Her face went soft and she whispered, “Right. I like that.”
“Well, good,” Mike muttered and her lips twitched.
“But, the thing is, I was thinking of keeping my name. I kinda like it but also in my business I’m known by it.”
“I don’t care what you need to do for you, for the rest of the world, for your business. In this ‘Burg, this house and for our family, you’ll be a Haines.”
Her brows drew together again. “What?”
“Women use two names all the time. One for business, one for personal and family shit. You need to be a Holliday for business and out there in the world, fine. Whatever you need. In this house, in this ‘Burg and with our family, you’re a Haines.”
She held his eyes then she said quietly, “I could do that.”
He was glad since she didn’t have a choice.
He didn’t inform her of that.
“Good,” he muttered again.
She grinned.
Then her grin faded but her gaze on him grew warm and intense when she whispered, “Are you asking me to marry you, honey?”
“No, I’m tellin’ you by the end of this year you’ll be wearing my rings, bearing my name and, probably, pregnant with my baby.”
Her gaze was no less warm and intense but her lips twitched again.
“So you said we’d plan but actually what you meant was that you already have it planned.”
“Yep,” he agreed.
He felt her body start shaking against his.
“You got a problem with any of that?” he asked.

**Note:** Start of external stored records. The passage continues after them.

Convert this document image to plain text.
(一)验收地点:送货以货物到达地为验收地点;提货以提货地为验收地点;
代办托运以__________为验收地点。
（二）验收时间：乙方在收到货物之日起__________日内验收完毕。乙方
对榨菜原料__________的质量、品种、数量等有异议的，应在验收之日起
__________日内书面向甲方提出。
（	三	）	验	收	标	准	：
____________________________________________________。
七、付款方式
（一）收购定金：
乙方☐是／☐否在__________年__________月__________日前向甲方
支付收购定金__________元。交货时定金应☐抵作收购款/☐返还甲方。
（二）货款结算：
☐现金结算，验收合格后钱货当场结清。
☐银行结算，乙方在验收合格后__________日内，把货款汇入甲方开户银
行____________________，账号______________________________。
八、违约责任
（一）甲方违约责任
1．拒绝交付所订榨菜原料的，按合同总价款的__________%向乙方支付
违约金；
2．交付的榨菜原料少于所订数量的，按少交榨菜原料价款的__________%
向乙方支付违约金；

She shook her head and forced out a vibrating with humor, “No.”
“Good,” Mike muttered.
One of her arms disengaged from around him, her hand sliding around his lat, in, up his chest to curl around his neck and even as she chuckled she lifted up and touched her mouth to his.
When she fell back to the pillows, her fingers at his neck gave him a squeeze and her humor was gone but the warmth remained.
“I love you, babe,” she whispered.
“Love you too, Angel,” Mike whispered back.
“Now I need my nightie and panties and you need to go get Layla from No.”
Mike nodded, bent his neck, kissed her throat and rolled away. Then he grabbed her nightie and undies and handed them to her. As she was shimmying them on, he tugged up his pajamas.
Then he went to get his dog.
Then he closed them in and, like every night, the three of them fell asleep in the six thousand dollar bed he’d fucking hated for years but for the last two months he fucking loved.
*
Thursday early evening…
Mike walked into Mimi’s and, to his surprise, he saw Audrey sitting at the back corner table. She had a mug of coffee in front of her and that was it. No white bag. No coffee for him. No sitting at a window to show to anyone who passed they were having a sit down.
He strode directly to her. She’d seen him arrive and she’d gone for her purse right after. She was digging through it when he made it to the table.
Out of habit, his eyes went to the words scratched into the table he’d seen time and again. Feb’s Spot, sit here and die. Before Colt and Feb reunited, Colt’s wife spent a lot of time here and she sat at that table. Mimi’s kids were terrors, they loved their Aunt Feb and they went about making sure she always had her favorite spot. Mike thought it was hilarious. He doubted Mimi felt the same but still, it had been years and she’d never replaced that table or sanded it out.
Mike pulled out the chair opposite Audrey and folded into it.
Her eyes went from her purse to him.
“Hey,” he greeted.
“Hey,” she greeted back, put a rectangular piece of paper on the table and slid it to him. “I know you’re busy. So you can just take that. It’s for Rees’s school.”
Mike felt his brow furrow and he looked down to see the paper was a check. His hand came up, his fingers shifting it around on the table so it faced him then he stared down at it, his eyes now narrowed.
It was for fifteen thousand five hundred dollars.
What the fuck?
His eyes cut back to Audrey.
“What the fuck?” he whispered.
“Like I said, for Rees’s school,” she answered. “I talked with Mrs. Layne. She said tuition for that school up in Chicago, the one that she thinks will suit Clarisse better, is fourteen thousand dollars a semester and that doesn’t include the room and board. She gets in, I’ll pay the first semester and the rest is for supplies or living quarters or whatever. We can, um…figure out how to split the rest of her living expenses. Then you can pay the second semester and I’ll see what I can do for the year after that.”